Gary Lineker has defended Premier League footballers against the growing criticism of their failure to take a universal pay cut in order to help the non-playing staff members at their respective clubs, with the former England captain hitting out at health secretary Matt Hancock for his comments in the week.
Hancock claimed that Premier League footballers should be “doing their part” and taking pay cuts, with the secretary of state for health and social care claiming that they should look at the sacrifices being made on the frontline by NHS staff who are risking their life in fighting Covid-19.
Hancock’s comments triggered a stern defence of footballers, with Lineker one of those claiming that he believes they are ready and willing to do their part and should not be made scapegoats.
Appearing on the BBC’s Andrew Marr Show, Lineker said: “Why not call on all the wealthy to try and help if they possibly can rather than just pick on footballers?
“They’ve always been easy game in many ways. Nobody seems to talk about the bankers, the CEOs, huge millionaires. Are they standing up? Are they being asked to stand up? We don’t know.”

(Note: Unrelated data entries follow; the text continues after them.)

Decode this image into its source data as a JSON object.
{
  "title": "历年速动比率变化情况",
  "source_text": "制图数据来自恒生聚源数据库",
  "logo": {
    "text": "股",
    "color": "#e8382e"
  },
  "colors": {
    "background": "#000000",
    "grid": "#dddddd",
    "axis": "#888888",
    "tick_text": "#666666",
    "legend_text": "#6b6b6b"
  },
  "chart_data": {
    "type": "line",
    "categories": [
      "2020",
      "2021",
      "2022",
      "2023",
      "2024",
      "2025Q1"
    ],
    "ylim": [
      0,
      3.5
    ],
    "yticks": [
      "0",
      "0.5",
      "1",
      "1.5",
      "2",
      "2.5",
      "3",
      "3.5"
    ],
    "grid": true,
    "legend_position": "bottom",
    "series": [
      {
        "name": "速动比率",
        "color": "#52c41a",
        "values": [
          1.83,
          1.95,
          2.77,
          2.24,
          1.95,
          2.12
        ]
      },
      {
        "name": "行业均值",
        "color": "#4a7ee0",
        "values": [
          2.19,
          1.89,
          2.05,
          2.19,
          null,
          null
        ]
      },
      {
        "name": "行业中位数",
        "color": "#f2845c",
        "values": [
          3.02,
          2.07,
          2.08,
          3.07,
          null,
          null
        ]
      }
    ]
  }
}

A number of players have already donated money to various funds that are helping to fight coronavirus, while Liverpool midfielder Jordan Henderson held a conference call with captains of all 20 Premier League clubs. The Premier League has proposed plans for a 30 per cent pay cut across players in the top flight, while a £20m donation has been made to the National Health Service.
“Footballers do an extraordinary amount of good in the community, lots of them will already be giving in their own silent ways and I know that plans are afoot to make their contributions to society,” Lineker added.
“The players I’ve spoken to are all desperately keen to do it. The problem is how you do it. It’s obviously complicated and it takes time. People are always quick to jump on the judgemental high horse, certainly when it comes to footballers, but lots of them do lots of really good things and I’m sure they’ll continue to do so.